Correva il 1945 e usciva “Death comes as the end”, che in italiano si chiama “C’era una volta” (titolo pessimo a mio
parere, ma neanche quello originale, a mio avviso, rendeva bene le idee), uno
dei romanzi forse meno conosciuti di Agatha Christie. Di lei si conoscono
soprattutto la serie con Poirot, la serie con Miss Marple e “Dieci piccoli
indiani”. Questo romanzo è qualcosa di diverso... o meglio, per certi versi è
molto diverso, per certi altri è la solita vecchia storia girata e rigirata in
modo da apparire completamente diversa.
Abbiamo una famiglia ricca, un patriarca vedovo con un’amante
giovane e sexy, un figlio privo di carattere, un figlio sexy e donnaiolo, una
figlia vedova che riceve proposte di matrimonio da tutti gli uomini presenti e
che si sente in dovere di accettarne una all’ultima pagina del romanzo, un
ragazzino viziato e sbruffone, una nonna che parla a enigmi, una parente povera
che odia chi la mantiene, un segretario giovane che non è esattamente il
miglior partito per la figlia vedova, un vecchio amico di famiglia da sempre
innamorato della figlia vedova che ha i soldi ma non appartiene a una famiglia
importante, nonché dozzine di servi senza un ruolo ben preciso se non quello di
far notare che si tratta di una famiglia ricca.
E allora dove sta la novità?
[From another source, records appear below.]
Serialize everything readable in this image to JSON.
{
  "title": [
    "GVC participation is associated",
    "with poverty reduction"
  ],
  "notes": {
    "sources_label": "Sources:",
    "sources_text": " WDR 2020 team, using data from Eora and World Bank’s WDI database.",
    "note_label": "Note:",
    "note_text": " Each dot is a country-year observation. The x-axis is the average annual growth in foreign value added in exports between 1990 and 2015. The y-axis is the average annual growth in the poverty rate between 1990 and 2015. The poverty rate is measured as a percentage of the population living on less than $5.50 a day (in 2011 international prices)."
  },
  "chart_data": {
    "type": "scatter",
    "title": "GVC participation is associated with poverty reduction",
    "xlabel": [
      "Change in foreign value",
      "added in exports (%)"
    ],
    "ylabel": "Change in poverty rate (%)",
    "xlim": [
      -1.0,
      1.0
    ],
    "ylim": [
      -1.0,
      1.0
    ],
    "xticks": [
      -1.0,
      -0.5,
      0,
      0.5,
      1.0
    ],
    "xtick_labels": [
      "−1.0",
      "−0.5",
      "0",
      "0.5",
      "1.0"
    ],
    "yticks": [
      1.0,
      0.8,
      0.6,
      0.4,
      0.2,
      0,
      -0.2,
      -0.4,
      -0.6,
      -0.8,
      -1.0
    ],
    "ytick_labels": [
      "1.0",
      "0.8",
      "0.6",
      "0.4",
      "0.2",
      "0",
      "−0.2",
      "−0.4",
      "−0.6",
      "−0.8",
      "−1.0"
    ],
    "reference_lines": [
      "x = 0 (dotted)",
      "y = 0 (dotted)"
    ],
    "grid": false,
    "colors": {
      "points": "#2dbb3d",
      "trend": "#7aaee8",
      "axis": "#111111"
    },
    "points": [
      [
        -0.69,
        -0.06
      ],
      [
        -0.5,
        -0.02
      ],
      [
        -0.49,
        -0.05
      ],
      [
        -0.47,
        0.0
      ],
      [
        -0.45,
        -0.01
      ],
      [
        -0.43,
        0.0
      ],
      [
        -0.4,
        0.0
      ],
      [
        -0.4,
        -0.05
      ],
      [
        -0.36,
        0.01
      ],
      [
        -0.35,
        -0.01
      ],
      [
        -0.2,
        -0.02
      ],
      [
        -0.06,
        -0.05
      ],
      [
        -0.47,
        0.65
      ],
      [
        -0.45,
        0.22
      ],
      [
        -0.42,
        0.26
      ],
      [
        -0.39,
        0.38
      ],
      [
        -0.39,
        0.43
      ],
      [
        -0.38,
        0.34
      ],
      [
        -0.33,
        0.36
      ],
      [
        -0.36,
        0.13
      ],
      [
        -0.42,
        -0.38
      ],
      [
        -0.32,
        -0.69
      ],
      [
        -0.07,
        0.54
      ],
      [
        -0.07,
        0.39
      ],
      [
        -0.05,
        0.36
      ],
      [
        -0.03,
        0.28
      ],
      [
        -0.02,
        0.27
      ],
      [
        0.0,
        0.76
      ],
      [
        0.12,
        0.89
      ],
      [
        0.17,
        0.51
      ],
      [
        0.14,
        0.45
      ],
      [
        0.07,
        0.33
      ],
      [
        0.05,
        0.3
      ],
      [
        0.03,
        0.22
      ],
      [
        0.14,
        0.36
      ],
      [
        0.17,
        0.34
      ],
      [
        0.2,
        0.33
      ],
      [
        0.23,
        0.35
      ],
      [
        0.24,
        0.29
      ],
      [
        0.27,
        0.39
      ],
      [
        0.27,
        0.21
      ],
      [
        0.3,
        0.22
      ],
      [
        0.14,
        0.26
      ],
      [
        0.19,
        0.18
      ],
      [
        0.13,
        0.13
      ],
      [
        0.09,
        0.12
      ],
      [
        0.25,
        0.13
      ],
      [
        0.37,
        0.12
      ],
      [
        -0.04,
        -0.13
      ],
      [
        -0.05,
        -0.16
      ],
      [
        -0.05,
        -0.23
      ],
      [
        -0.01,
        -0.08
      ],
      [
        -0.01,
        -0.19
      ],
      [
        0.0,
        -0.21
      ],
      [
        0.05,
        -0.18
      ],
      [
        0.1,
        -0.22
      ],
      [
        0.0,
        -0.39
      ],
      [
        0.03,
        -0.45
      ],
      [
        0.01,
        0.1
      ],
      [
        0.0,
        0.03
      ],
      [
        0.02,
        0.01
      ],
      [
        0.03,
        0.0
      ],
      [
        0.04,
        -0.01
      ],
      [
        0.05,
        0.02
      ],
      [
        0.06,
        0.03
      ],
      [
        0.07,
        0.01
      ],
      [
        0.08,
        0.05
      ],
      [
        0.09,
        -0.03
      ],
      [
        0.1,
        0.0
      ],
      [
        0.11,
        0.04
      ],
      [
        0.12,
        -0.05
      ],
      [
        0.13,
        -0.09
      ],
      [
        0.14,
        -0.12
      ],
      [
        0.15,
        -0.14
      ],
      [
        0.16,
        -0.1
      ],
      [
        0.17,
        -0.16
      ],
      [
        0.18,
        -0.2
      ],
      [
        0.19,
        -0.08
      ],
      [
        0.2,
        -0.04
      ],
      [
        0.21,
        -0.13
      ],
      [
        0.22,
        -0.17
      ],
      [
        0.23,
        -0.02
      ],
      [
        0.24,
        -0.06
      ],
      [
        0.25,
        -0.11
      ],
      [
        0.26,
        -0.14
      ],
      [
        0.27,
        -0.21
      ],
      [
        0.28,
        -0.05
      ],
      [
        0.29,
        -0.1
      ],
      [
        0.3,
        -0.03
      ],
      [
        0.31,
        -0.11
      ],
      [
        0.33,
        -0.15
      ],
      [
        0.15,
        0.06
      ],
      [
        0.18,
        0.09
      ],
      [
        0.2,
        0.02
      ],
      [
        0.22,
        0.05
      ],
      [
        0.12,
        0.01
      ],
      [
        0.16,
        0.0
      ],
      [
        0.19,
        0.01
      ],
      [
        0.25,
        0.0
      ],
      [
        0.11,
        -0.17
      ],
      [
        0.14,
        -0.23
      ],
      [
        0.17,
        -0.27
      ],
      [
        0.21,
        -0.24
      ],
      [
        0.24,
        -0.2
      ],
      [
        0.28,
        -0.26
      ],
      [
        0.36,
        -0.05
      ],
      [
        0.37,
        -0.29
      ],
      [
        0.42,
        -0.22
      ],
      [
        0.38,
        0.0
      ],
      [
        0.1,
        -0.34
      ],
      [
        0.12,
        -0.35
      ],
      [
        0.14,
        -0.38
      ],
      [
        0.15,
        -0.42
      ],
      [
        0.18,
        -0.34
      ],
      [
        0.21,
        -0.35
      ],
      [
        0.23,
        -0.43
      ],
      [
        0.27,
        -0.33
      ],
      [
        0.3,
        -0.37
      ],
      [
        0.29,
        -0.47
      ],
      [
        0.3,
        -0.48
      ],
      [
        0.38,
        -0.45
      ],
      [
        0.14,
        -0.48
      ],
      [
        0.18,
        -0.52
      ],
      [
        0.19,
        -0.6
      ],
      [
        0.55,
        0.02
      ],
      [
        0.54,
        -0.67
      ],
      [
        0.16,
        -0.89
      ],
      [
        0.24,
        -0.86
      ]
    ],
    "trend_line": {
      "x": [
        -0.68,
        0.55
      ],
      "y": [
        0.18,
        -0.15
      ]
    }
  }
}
Siamo a Tebe, anziché a St.
Mary Mead. E siamo nel 2000 avanti Cristo, anziché negli anni ’40.
Vi ho incuriositi? Se la risposta è sì, procedete pure
con la lettura della mia recensione, con la consapevolezza che NON ci saranno
spoiler sul finale.
La trama
Sono passati otto anni da quando Renisenb, appena
adolescente, si è sposata e ha lasciato la casa di suo padre Imhotep. Il marito
è morto e adesso lei è tornata.
Nella tenuta di famiglia vivono:
- Imhotep, che spesso viaggia per questioni legate ai
commerci della famiglia;
- il figlio maggiore Yamhose, con la moglie Satipy, tanto
inetto lui in ogni ambito tranne in quello professionale quanto dominatrice
lei;
- il secondogenito Sobek con la moglie Kait, lui sempre
fuori casa per andare a donne, lei sempre a badare ai bambini litigando con la
cognata Satipy;
- il figlio 16enne, di secondo letto, Ipy, un ragazzino
estremamente viziato e sbruffone dalle cui labbra Imhotep sembra pendere;
- la nonna Esa, che ormai non ci vede più e fatica a
reggersi in piedi, ma che sembra più sveglia di tutti gli altri componenti
della famiglia messi insieme;
- l’anziana “parente povera” Henet, che non fa altro che
spingere gli altri a litigare;
- l’amico di vecchia data Hori, che aiuta Imhotep nella
parte più gestionale dei lavori e che è segretamente innamorato di Renisenb;
- un certo Kameni, un lontano cugino venuto dal nord, che
a quanto capisco è una sorta di segretario o contabile e che è dichiaratamente
innamorato di Renisenb;
- una quantità random di lavoratori e personale di
servizio dal ruolo pressoché nullo.
In questa Inghilterra degli anni ’40 delocalizzata nell’Egitto
di due millenni prima, Imhotep torna a casa dal viaggio di lavoro con Nofret,
una concubina ventenne dalla bellezza schiacciante. Poi riparte per un nuovo
viaggio di lavoro, lasciandola a casa.
Nofret odia tutti e tutti odiano Nofret. In realtà Nofret
è attratta da Kameni, ma lui non ne vuole sapere perché è attratto da Renisenb.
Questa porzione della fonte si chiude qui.